First there was this unforeseen stop.


Then we headed up to the 3rd floor. For 300yen, you get a cup out of a vending machine.

Then after a quick explanation, and the handing over of the plastic lid, you are seated at tables and you can decorate them however you desire. The only requirements are no coloring beyond the red line or on the bottom or top of the cup.

It was like kindergarten art time!


Mine featured the words “Eat Me” and a Godzilla blowing fire on Tokyo!




When we were done, we went up to the soup ingredient assembly line. Handing over our cup to the nice lady, she put our cup on the noodle adding machine and allowed us to turn the handle the required 6 times to send it around the wheel and get the noodles dropped into the cup.

Then our cup was passed to the nice, smiling man who took our order for the soup flavor (I chose tomato and The Professor chose original), and then four dried ingredients. Me: green onions, egg, something green-which I think was seaweed, and corn. The Professor: pork bits, shrimp, garlic, and onions. We have one month to eat them if we decide to. The Professor says he’s not planning on eating his, but I’m not decided yet.

After choosing our ingredients, and stopping to let us photograph the ingredients, the nice man passed our cups with the lid now snapped on to the next nice lady, who showed us how she shrinkwrapped our cupofnoodles. After it shot out into the official CupNoodles Receiving Area we were instructed to take the cup to the packing area.



The packing area is where you stick it in a plastic bag thing, blow it up by hand pumping, then tie a lovely red string to it for carrying purposes.

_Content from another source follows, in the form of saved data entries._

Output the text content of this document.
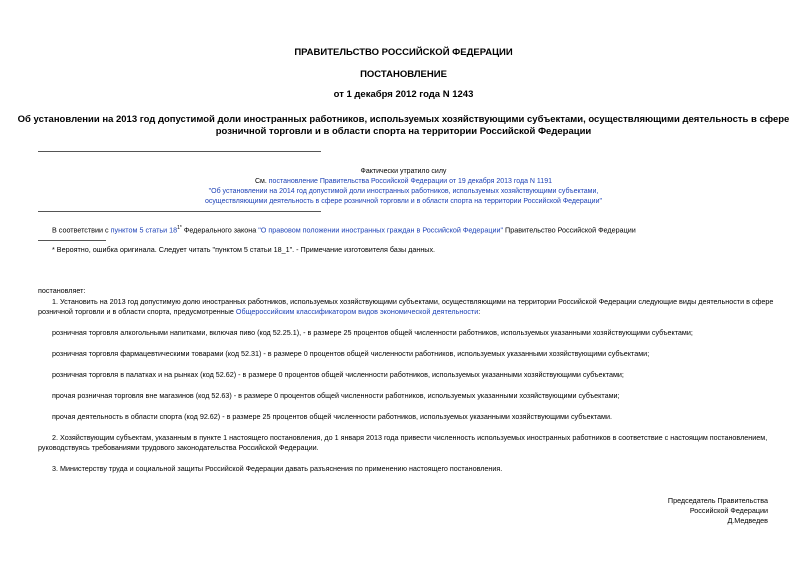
ПРАВИТЕЛЬСТВО РОССИЙСКОЙ ФЕДЕРАЦИИ
ПОСТАНОВЛЕНИЕ
от 1 декабря 2012 года N 1243
Об установлении на 2013 год допустимой доли иностранных работников, используемых хозяйствующими субъектами, осуществляющими деятельность в сфере
розничной торговли и в области спорта на территории Российской Федерации
Фактически утратило силу
См. постановление Правительства Российской Федерации от 19 декабря 2013 года N 1191
"Об установлении на 2014 год допустимой доли иностранных работников, используемых хозяйствующими субъектами,
осуществляющими деятельность в сфере розничной торговли и в области спорта на территории Российской Федерации"
В соответствии с пунктом 5 статьи $18^{1*}$ Федерального закона "О правовом положении иностранных граждан в Российской Федерации" Правительство Российской Федерации
* Вероятно, ошибка оригинала. Следует читать "пунктом 5 статьи 18_1". - Примечание изготовителя базы данных.
постановляет:
1. Установить на 2013 год допустимую долю иностранных работников, используемых хозяйствующими субъектами, осуществляющими на территории Российской Федерации следующие виды деятельности в сфере
розничной торговли и в области спорта, предусмотренные Общероссийским классификатором видов экономической деятельности:
розничная торговля алкогольными напитками, включая пиво (код 52.25.1), - в размере 25 процентов общей численности работников, используемых указанными хозяйствующими субъектами;
розничная торговля фармацевтическими товарами (код 52.31) - в размере 0 процентов общей численности работников, используемых указанными хозяйствующими субъектами;
розничная торговля в палатках и на рынках (код 52.62) - в размере 0 процентов общей численности работников, используемых указанными хозяйствующими субъектами;
прочая розничная торговля вне магазинов (код 52.63) - в размере 0 процентов общей численности работников, используемых указанными хозяйствующими субъектами;
прочая деятельность в области спорта (код 92.62) - в размере 25 процентов общей численности работников, используемых указанными хозяйствующими субъектами.
2. Хозяйствующим субъектам, указанным в пункте 1 настоящего постановления, до 1 января 2013 года привести численность используемых иностранных работников в соответствие с настоящим постановлением,
руководствуясь требованиями трудового законодательства Российской Федерации.
3. Министерству труда и социальной защиты Российской Федерации давать разъяснения по применению настоящего постановления.
Председатель Правительства
Российской Федерации
Д.Медведев
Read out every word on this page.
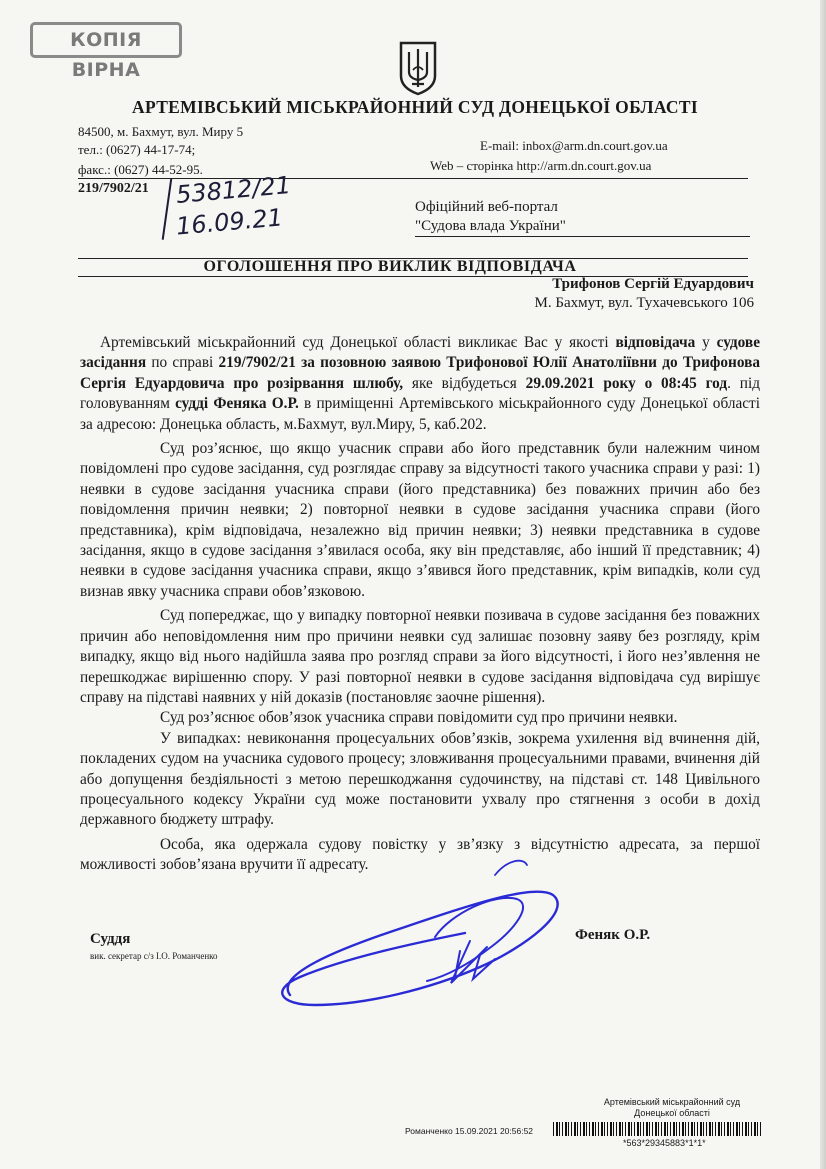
КОПІЯ ВІРНА
АРТЕМІВСЬКИЙ МІСЬКРАЙОННИЙ СУД ДОНЕЦЬКОЇ ОБЛАСТІ
84500, м. Бахмут, вул. Миру 5
тел.: (0627) 44-17-74;
факс.: (0627) 44-52-95.
E-mail: inbox@arm.dn.court.gov.ua
Web – сторінка http://arm.dn.court.gov.ua
219/7902/21 53812/21
16.09.21	Офіційний веб-портал
"Судова влада України"
ОГОЛОШЕННЯ ПРО ВИКЛИК ВІДПОВІДАЧА
Трифонов Сергій Едуардович
М. Бахмут, вул. Тухачевського 106

Артемівський міськрайонний суд Донецької області викликає Вас у якості відповідача у судове засідання по справі 219/7902/21 за позовною заявою Трифонової Юлії Анатоліївни до Трифонова Сергія Едуардовича про розірвання шлюбу, яке відбудеться 29.09.2021 року о 08:45 год. під головуванням судді Феняка О.Р. в приміщенні Артемівського міськрайонного суду Донецької області за адресою: Донецька область, м.Бахмут, вул.Миру, 5, каб.202.

Суд роз’яснює, що якщо учасник справи або його представник були належним чином повідомлені про судове засідання, суд розглядає справу за відсутності такого учасника справи у разі: 1) неявки в судове засідання учасника справи (його представника) без поважних причин або без повідомлення причин неявки; 2) повторної неявки в судове засідання учасника справи (його представника), крім відповідача, незалежно від причин неявки; 3) неявки представника в судове засідання, якщо в судове засідання з’явилася особа, яку він представляє, або інший її представник; 4) неявки в судове засідання учасника справи, якщо з’явився його представник, крім випадків, коли суд визнав явку учасника справи обов’язковою.

Суд попереджає, що у випадку повторної неявки позивача в судове засідання без поважних причин або неповідомлення ним про причини неявки суд залишає позовну заяву без розгляду, крім випадку, якщо від нього надійшла заява про розгляд справи за його відсутності, і його нез’явлення не перешкоджає вирішенню спору. У разі повторної неявки в судове засідання відповідача суд вирішує справу на підставі наявних у ній доказів (постановляє заочне рішення).

Суд роз’яснює обов’язок учасника справи повідомити суд про причини неявки.

У випадках: невиконання процесуальних обов’язків, зокрема ухилення від вчинення дій, покладених судом на учасника судового процесу; зловживання процесуальними правами, вчинення дій або допущення бездіяльності з метою перешкоджання судочинству, на підставі ст. 148 Цивільного процесуального кодексу України суд може постановити ухвалу про стягнення з особи в дохід державного бюджету штрафу.

Особа, яка одержала судову повістку у зв’язку з відсутністю адресата, за першої можливості зобов’язана вручити її адресату.

Суддя
вик. секретар с/з І.О. Романченко
Феняк О.Р.
Артемівський міськрайонний суд
Донецької області
Романченко 15.09.2021 20:56:52
*563*29345883*1*1*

Then voila: we were immediately the proud owners of our very own carefully constructed cupofnoodles that is safely sealed, packed, and ready to go. All for less than $3.00US!!

We made a quick stop outside their restaurant area for this quick photo op.



I then went to the gift shop and bought a soon-to-be magnet of a small Cup of Noodles. For my 100yen, I got an amazing bag covered in words of wisdom and inspiration that cost way more than the 100yen I spent on my goofy souvenir. 

Everything was class and designed to bring joy at this weird little museum, right down to the philosophic words on my gift bag (see full text below). It opens with ‘there is no such things as “too late” in life’ (okay, well the grammar is a bit off, but it’s the message of inspiration I Iiked). It goes on to express how tenacity is the breeding ground for inspiration, how one should develop the habit of thinking up new ideas day and night and to never fall into complacence, and ends with the belief that the origin of all activities of human kind is related to food and that “human beings are noodle beings”.


All of that wisdom, career development, and life-living direction on a simple shopping bag. That was the best 100yen I ever spent. Whoa, mind blown!


Thank you Momofuku Ando (the man himself, who invented this empire) for providing some inexpensive fun in an often dark world. (If this were Disney, we’d have had to fork out a whole lot more money for all this fun! And I wouldn’t have gotten the free life advice either.)


Only in Japan, my friends, only in Japan!